The outdoor theater seats 37,000 and is the second-largest amphitheatre in the United States, the listing notes. In its 37 years, acts such as the Grateful Dead, the Rolling Stones and Coldplay have graced the stage.
In the last few years, only about six artists have come to the venue--a stark contrast from its upbeat history.
Walworth County officials in early this summer met with Live Nation representatives to discuss how Alpine Valley could compete with other music venues. They discussed adjusting zoning regulations to allow for camping like that permitted at some music festivals, Michael Cotter, director of the county land use and resource management department, said in July.
Mark Campana, co-president of Live Nation's North America concerts, told the Milwaukee Journal Sentinel earlier that expanding camping at the venue could result in as many as 10 acts a year at the venue.

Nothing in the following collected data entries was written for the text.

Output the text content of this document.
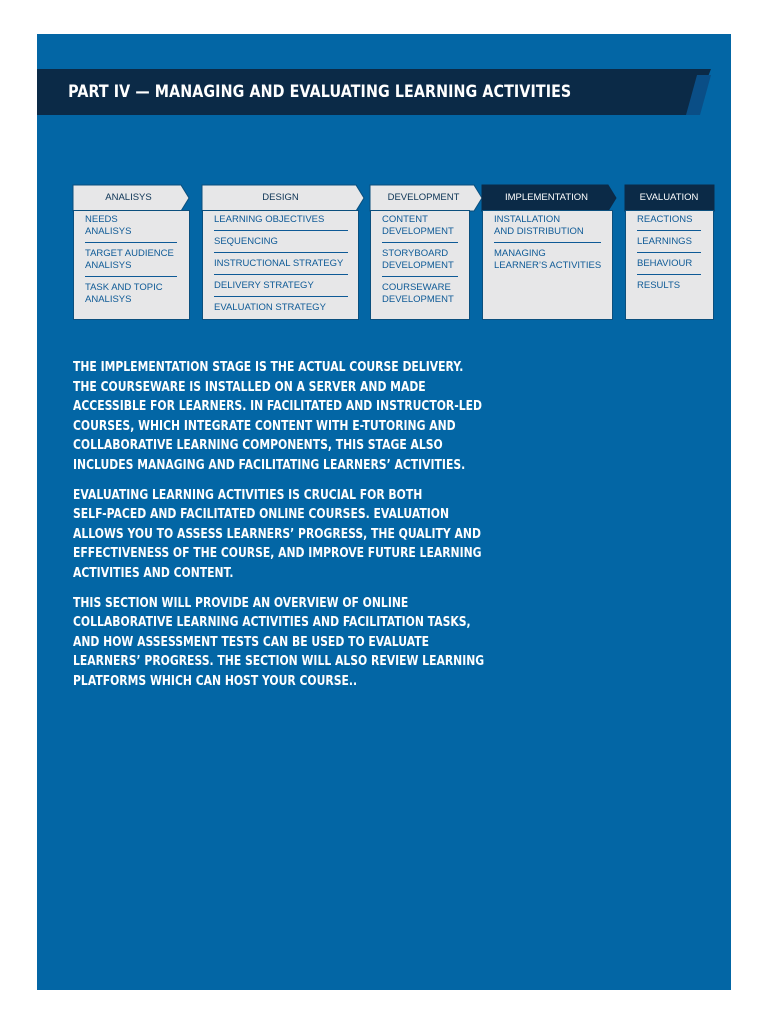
PART IV — MANAGING AND EVALUATING LEARNING ACTIVITIES
ANALISYS
NEEDS
ANALISYS
TARGET AUDIENCE
ANALISYS
TASK AND TOPIC
ANALISYS
DESIGN
LEARNING OBJECTIVES
SEQUENCING
INSTRUCTIONAL STRATEGY
DELIVERY STRATEGY
EVALUATION STRATEGY
DEVELOPMENT
CONTENT
DEVELOPMENT
STORYBOARD
DEVELOPMENT
COURSEWARE
DEVELOPMENT
IMPLEMENTATION
INSTALLATION
AND DISTRIBUTION
MANAGING
LEARNER’S ACTIVITIES
EVALUATION
REACTIONS
LEARNINGS
BEHAVIOUR
RESULTS
THE IMPLEMENTATION STAGE IS THE ACTUAL COURSE DELIVERY.
THE COURSEWARE IS INSTALLED ON A SERVER AND MADE
ACCESSIBLE FOR LEARNERS. IN FACILITATED AND INSTRUCTOR-LED
COURSES, WHICH INTEGRATE CONTENT WITH E-TUTORING AND
COLLABORATIVE LEARNING COMPONENTS, THIS STAGE ALSO
INCLUDES MANAGING AND FACILITATING LEARNERS’ ACTIVITIES.
EVALUATING LEARNING ACTIVITIES IS CRUCIAL FOR BOTH
SELF-PACED AND FACILITATED ONLINE COURSES. EVALUATION
ALLOWS YOU TO ASSESS LEARNERS’ PROGRESS, THE QUALITY AND
EFFECTIVENESS OF THE COURSE, AND IMPROVE FUTURE LEARNING
ACTIVITIES AND CONTENT.
THIS SECTION WILL PROVIDE AN OVERVIEW OF ONLINE
COLLABORATIVE LEARNING ACTIVITIES AND FACILITATION TASKS,
AND HOW ASSESSMENT TESTS CAN BE USED TO EVALUATE
LEARNERS’ PROGRESS. THE SECTION WILL ALSO REVIEW LEARNING
PLATFORMS WHICH CAN HOST YOUR COURSE..
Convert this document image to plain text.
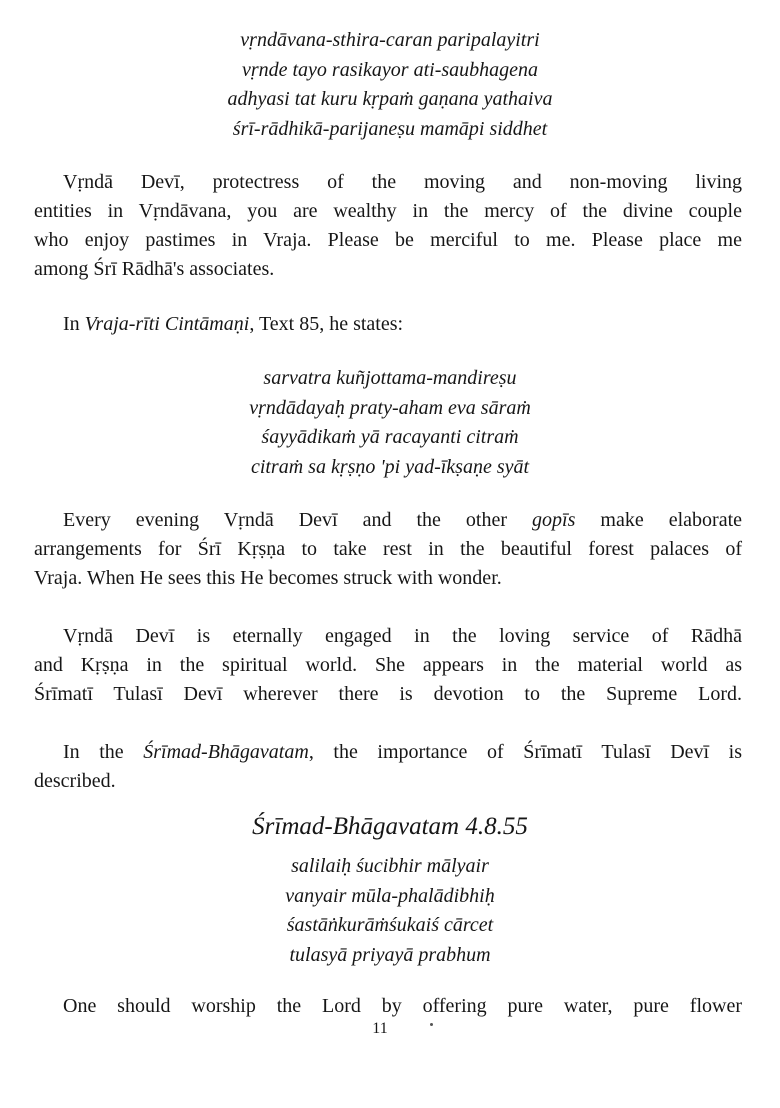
vṛndāvana-sthira-caran paripalayitri
vṛnde tayo rasikayor ati-saubhagena
adhyasi tat kuru kṛpaṁ gaṇana yathaiva
śrī-rādhikā-parijaneṣu mamāpi siddhet
Vṛndā Devī, protectress of the moving and non-moving living
entities in Vṛndāvana, you are wealthy in the mercy of the divine couple
who enjoy pastimes in Vraja. Please be merciful to me. Please place me
among Śrī Rādhā's associates.
In Vraja-rīti Cintāmaṇi, Text 85, he states:
sarvatra kuñjottama-mandireṣu
vṛndādayaḥ praty-aham eva sāraṁ
śayyādikaṁ yā racayanti citraṁ
citraṁ sa kṛṣṇo 'pi yad-īkṣaṇe syāt
Every evening Vṛndā Devī and the other gopīs make elaborate
arrangements for Śrī Kṛṣṇa to take rest in the beautiful forest palaces of
Vraja. When He sees this He becomes struck with wonder.
Vṛndā Devī is eternally engaged in the loving service of Rādhā
and Kṛṣṇa in the spiritual world. She appears in the material world as
Śrīmatī Tulasī Devī wherever there is devotion to the Supreme Lord.
In the Śrīmad-Bhāgavatam, the importance of Śrīmatī Tulasī Devī is
described.
Śrīmad-Bhāgavatam 4.8.55
salilaiḥ śucibhir mālyair
vanyair mūla-phalādibhiḥ
śastāṅkurāṁśukaiś cārcet
tulasyā priyayā prabhum
One should worship the Lord by offering pure water, pure flower
11
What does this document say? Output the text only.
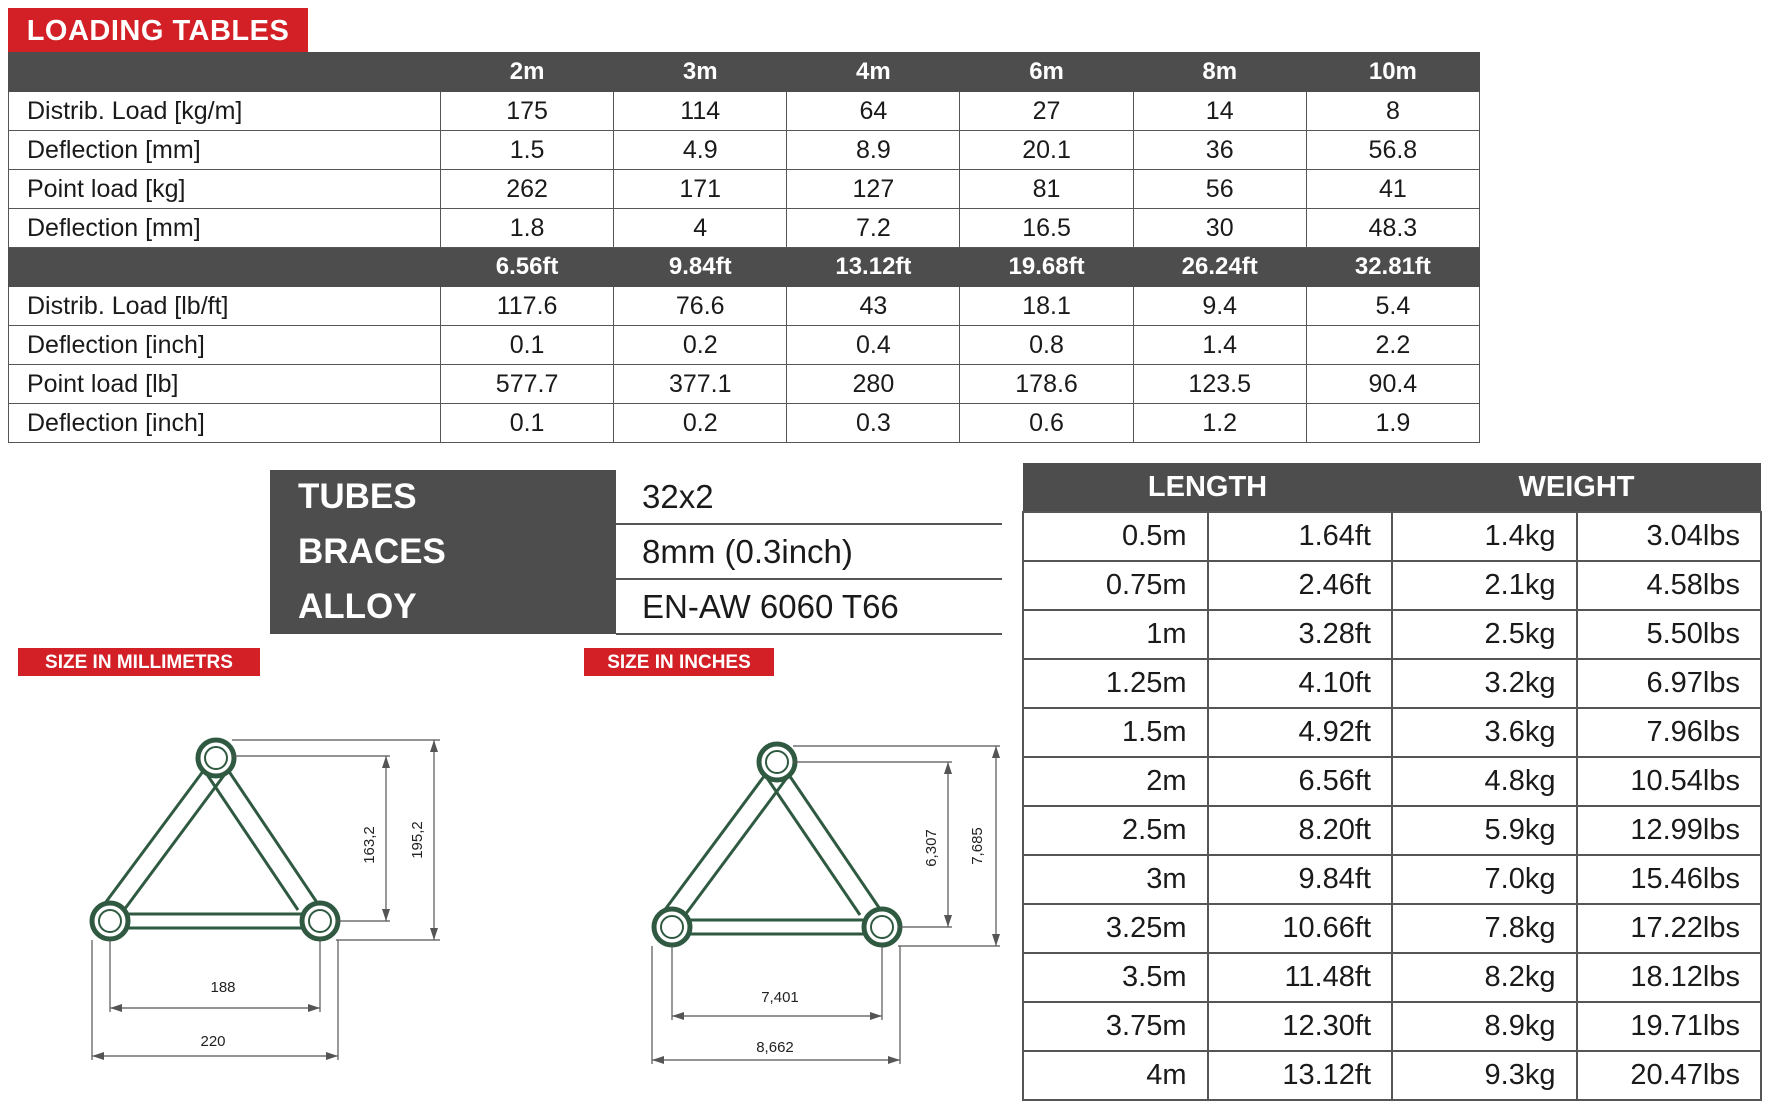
LOADING TABLES
	2m	3m	4m	6m	8m	10m
Distrib. Load [kg/m]	175	114	64	27	14	8
Deflection [mm]	1.5	4.9	8.9	20.1	36	56.8
Point load [kg]	262	171	127	81	56	41
Deflection [mm]	1.8	4	7.2	16.5	30	48.3
	6.56ft	9.84ft	13.12ft	19.68ft	26.24ft	32.81ft
Distrib. Load [lb/ft]	117.6	76.6	43	18.1	9.4	5.4
Deflection [inch]	0.1	0.2	0.4	0.8	1.4	2.2
Point load [lb]	577.7	377.1	280	178.6	123.5	90.4
Deflection [inch]	0.1	0.2	0.3	0.6	1.2	1.9
TUBES	32x2
BRACES	8mm (0.3inch)
ALLOY	EN-AW 6060 T66
LENGTH		WEIGHT	
0.5m	1.64ft	1.4kg	3.04lbs
0.75m	2.46ft	2.1kg	4.58lbs
1m	3.28ft	2.5kg	5.50lbs
1.25m	4.10ft	3.2kg	6.97lbs
1.5m	4.92ft	3.6kg	7.96lbs
2m	6.56ft	4.8kg	10.54lbs
2.5m	8.20ft	5.9kg	12.99lbs
3m	9.84ft	7.0kg	15.46lbs
3.25m	10.66ft	7.8kg	17.22lbs
3.5m	11.48ft	8.2kg	18.12lbs
3.75m	12.30ft	8.9kg	19.71lbs
4m	13.12ft	9.3kg	20.47lbs
SIZE IN MILLIMETRS	SIZE IN INCHES
163,2 195,2
188
220
6,307 7,685
7,401
8,662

In July, the Under the Influence Music Tour featuring hip-hop artists including Wiz Khalifa and Young Jeezy cancelled its Aug. 9 performance at Alpine Valley.
The collective of hip-hop artists performed Aug. 5 at Tinley Park in Chicago.
On Saturday, Jimmy Buffett and about 27,000 parrotheads occupied the venue. The week before, Kiss and Def Leppard performed.
Kiss and Buffett were the only two shows at Alpine Valley this summer.
According to Gazette archives, the number of summer shows began to dwindle in 2005. That summer, four performances were booked. Before that, the venue saw an average of 10 shows per summer.
The Walworth County Sheriff's Office patrols the shows. In the heyday, county deputies wrote about $200,000 worth of tickets, archives state.
In a previous interview, Michael Cotter, director of the county land use and resource management department, told The Gazette that Alpine Valley at one time "was the place" to be.
He remembers attending the Monsters of Rock Tour in 1988. In the three-day kickoff at Alpine, Van Halen, Metallica and other rock stars performed and MTV broadcasted live, he said.
"They kicked off huge concert tours at Alpine," Cotter said.